Moi, future éduc
Je m’appelle Emmy, étudiante à l’IRTS de Bordeaux, en chemin afin de devenir éducatrice de jeunes enfants.
Tout a commencé en crèche, lors de mon expérience en alternance. J’y ai découvert un univers à la fois doux, intense et profondément humain : les premiers apprentissages, les découvertes du quotidien, l’autonomie qui se construit pas à pas, mais aussi l’importance de l’écoute et du travail d’équipe.
Après cela, j’ai également eu la chance de réaliser un premier stage dans un multi-accueil rattaché à un Centre Social. C’est là que j’ai rencontré, de manière plus concrète, le rôle d’une directrice EJE. Cette expérience m’a marquée : elle m’a inspirée, ouverte à une autre vision du métier, et a commencé à dessiner en moi l’envie, un jour, d’évoluer vers ce type de fonction.
Aujourd’hui, une nouvelle page s’ouvre à Copenhague, où je poursuis cette aventure à travers un stage Erasmus au sein de Sunrise Preschool International. Une immersion entre nouvelles pratiques, rencontres et découvertes, qui nourrit peu à peu mon regard de future professionnelle.
Ce blog est mon carnet de route : un espace pour partager mon quotidien, mes réflexions et ces petits instants qui façonnent mon chemin… au royaume des poussettes.
Quand Copenhague devient mon projet
Copenhague s’est rapidement dessinée comme le choix de mon Erasmus au fil de mes réflexions.
J’avais envie de sortir de mon cadre habituel, tout en restant en Europe, pour pouvoir observer, comparer et surtout comprendre d’autres façons de penser l’accueil du jeune enfant. Copenhague s’est imposée comme une ville à la fois accessible culturellement, mais suffisamment différente pour me permettre de me décentrer.
L’envie de pratiquer l’anglais dans un contexte réel a également pris une place importante dans mon choix. Ici, l’anglais devient un véritable outil du quotidien, utilisé avec les équipes, les familles et les enfants. Une immersion concrète qui me permet de progresser naturellement.

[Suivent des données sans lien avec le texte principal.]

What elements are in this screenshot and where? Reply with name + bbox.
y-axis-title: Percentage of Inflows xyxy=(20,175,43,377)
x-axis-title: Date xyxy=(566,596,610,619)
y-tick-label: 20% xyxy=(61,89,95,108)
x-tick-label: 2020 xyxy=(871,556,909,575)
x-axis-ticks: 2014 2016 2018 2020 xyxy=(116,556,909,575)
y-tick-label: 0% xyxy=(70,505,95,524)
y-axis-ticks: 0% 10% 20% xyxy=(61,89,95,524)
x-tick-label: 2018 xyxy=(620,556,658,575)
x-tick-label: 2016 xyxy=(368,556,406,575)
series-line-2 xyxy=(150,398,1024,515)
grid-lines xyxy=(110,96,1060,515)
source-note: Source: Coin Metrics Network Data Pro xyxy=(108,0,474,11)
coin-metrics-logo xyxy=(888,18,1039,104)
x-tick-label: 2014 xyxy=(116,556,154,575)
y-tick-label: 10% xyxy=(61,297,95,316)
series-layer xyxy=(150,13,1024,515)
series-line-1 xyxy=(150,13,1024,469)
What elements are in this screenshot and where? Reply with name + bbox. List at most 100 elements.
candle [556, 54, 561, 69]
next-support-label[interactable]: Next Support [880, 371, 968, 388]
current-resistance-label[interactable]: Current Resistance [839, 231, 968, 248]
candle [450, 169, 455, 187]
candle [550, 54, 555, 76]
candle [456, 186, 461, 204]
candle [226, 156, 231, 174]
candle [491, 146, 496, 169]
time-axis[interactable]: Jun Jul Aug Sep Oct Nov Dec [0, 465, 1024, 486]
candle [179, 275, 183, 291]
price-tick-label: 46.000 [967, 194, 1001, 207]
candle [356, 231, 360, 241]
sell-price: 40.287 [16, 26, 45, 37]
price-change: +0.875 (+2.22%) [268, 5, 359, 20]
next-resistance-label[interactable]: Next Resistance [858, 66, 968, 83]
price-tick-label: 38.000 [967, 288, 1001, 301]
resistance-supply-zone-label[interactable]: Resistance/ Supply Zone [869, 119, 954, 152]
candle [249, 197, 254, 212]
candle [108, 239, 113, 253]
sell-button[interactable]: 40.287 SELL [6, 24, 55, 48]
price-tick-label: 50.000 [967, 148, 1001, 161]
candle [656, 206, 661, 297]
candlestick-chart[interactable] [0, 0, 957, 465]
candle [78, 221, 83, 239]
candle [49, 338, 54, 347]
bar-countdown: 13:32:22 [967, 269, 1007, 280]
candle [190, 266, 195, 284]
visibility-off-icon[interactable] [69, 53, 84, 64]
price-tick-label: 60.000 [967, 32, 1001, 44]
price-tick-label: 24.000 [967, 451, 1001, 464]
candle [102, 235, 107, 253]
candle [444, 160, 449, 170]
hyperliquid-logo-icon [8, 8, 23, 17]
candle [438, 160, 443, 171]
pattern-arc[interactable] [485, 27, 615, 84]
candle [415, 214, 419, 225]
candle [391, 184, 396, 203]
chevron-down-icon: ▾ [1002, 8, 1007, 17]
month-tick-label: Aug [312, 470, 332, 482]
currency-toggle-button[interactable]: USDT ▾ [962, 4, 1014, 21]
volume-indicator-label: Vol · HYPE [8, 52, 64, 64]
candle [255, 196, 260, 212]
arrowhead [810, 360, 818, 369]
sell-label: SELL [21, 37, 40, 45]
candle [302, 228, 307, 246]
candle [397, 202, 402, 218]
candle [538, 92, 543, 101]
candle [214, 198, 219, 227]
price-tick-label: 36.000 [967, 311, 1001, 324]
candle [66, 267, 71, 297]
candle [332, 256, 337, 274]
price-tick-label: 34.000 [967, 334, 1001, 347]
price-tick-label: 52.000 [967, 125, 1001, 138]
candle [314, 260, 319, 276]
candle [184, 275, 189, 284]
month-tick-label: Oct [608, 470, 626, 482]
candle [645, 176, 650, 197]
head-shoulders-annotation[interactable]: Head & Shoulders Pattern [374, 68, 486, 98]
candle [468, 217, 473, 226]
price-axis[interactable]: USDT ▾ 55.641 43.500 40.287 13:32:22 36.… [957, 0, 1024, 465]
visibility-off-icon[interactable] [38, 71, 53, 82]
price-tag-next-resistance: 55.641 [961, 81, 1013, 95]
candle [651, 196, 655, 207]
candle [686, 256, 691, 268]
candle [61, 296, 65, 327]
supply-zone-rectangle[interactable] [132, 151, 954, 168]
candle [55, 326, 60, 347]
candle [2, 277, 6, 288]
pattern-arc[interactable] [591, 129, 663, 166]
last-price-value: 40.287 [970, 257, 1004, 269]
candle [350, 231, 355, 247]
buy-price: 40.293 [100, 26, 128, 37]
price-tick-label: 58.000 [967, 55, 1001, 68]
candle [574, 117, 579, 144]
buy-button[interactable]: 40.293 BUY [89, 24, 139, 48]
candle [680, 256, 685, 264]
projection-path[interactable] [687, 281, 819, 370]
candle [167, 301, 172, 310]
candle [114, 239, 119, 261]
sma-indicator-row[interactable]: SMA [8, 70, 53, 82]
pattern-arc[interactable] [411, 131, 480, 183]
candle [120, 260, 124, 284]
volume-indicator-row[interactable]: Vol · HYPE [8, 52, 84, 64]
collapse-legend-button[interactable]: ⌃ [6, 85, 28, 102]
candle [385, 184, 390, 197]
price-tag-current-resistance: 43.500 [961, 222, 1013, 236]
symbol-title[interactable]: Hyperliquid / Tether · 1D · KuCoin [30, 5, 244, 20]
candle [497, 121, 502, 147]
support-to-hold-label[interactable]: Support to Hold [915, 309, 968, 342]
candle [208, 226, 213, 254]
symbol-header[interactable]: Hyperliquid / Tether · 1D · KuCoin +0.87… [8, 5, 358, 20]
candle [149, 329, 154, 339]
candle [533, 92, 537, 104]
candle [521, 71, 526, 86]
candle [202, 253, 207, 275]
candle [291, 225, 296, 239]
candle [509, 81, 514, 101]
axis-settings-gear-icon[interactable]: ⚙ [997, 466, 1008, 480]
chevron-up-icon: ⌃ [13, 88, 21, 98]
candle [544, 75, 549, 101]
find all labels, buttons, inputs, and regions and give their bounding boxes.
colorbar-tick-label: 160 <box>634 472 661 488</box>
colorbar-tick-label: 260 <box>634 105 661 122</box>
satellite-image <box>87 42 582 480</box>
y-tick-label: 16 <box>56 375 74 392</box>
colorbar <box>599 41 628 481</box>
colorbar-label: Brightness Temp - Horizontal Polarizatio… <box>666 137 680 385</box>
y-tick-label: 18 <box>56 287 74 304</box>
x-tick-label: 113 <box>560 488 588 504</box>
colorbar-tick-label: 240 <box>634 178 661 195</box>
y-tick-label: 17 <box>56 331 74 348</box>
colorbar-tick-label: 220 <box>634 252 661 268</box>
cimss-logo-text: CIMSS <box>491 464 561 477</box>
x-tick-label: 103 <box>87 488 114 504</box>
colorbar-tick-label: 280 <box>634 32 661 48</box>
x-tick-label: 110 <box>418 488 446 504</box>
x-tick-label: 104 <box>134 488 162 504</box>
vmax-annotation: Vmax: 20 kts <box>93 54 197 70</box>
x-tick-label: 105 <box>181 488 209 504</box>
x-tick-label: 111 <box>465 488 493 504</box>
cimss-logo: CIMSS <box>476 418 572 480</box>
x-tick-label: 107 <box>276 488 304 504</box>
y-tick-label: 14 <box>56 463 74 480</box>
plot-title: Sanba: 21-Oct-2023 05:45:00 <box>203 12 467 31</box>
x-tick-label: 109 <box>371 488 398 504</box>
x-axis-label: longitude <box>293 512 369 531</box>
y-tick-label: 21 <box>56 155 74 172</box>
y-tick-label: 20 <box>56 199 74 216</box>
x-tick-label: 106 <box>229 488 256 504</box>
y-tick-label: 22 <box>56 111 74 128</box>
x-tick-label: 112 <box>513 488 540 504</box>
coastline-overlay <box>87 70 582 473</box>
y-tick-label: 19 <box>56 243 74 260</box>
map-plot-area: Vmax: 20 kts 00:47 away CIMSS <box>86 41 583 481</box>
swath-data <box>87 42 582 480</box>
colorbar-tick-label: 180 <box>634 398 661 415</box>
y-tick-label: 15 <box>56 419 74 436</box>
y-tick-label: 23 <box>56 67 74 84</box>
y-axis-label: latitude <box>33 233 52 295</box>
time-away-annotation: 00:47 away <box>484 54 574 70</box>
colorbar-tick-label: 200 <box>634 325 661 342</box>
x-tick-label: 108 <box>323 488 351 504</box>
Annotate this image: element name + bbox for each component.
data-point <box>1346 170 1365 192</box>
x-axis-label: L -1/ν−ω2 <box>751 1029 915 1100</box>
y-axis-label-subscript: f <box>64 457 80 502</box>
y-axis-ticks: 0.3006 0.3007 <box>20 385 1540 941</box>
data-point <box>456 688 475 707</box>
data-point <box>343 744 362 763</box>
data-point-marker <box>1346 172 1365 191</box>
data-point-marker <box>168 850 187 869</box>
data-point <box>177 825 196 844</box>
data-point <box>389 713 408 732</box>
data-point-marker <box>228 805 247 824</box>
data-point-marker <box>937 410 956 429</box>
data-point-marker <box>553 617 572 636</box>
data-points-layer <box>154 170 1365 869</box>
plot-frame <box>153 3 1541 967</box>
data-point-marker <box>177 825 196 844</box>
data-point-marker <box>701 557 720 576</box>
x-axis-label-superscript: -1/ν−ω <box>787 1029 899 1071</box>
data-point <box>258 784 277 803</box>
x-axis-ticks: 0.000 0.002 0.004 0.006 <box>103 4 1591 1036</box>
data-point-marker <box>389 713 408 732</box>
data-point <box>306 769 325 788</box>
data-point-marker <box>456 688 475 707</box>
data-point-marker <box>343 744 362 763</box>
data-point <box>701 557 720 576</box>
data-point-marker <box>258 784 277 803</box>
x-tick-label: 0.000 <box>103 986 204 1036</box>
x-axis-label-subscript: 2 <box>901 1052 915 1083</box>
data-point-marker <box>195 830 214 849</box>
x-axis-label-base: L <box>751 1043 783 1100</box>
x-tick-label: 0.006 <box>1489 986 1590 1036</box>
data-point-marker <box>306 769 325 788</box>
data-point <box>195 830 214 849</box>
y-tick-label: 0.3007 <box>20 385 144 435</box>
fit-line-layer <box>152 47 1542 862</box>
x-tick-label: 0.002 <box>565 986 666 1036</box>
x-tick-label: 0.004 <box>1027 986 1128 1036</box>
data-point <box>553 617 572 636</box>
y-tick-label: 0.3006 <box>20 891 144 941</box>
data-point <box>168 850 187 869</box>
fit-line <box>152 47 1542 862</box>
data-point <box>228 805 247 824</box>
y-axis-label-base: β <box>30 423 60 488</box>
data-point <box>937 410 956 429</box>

Mais ce qui m’attirait particulièrement, c’était aussi la découverte des pédagogies nordiques. L’autonomie de l’enfant, le jeu libre, le respect du rythme individuel ou encore la place essentielle accordée à l’extérieur et à la nature faisaient partie des approches que je voulais découvrir “en vrai”, sur le terrain.
Enfin, évoluer dans une structure internationale a été un vrai moteur. Travailler dans un environnement multiculturel oblige à s’adapter, à ajuster sa communication et à ouvrir encore davantage son regard professionnel. Cela me permet de sortir de mes repères, d’observer autrement, mais aussi de me questionner et de m’enrichir.
Au fond, Copenhague est devenue bien plus qu’une destination : un espace d’exploration, d’observation et de réflexion qui nourrit profondément mon identité professionnelle et personnelle.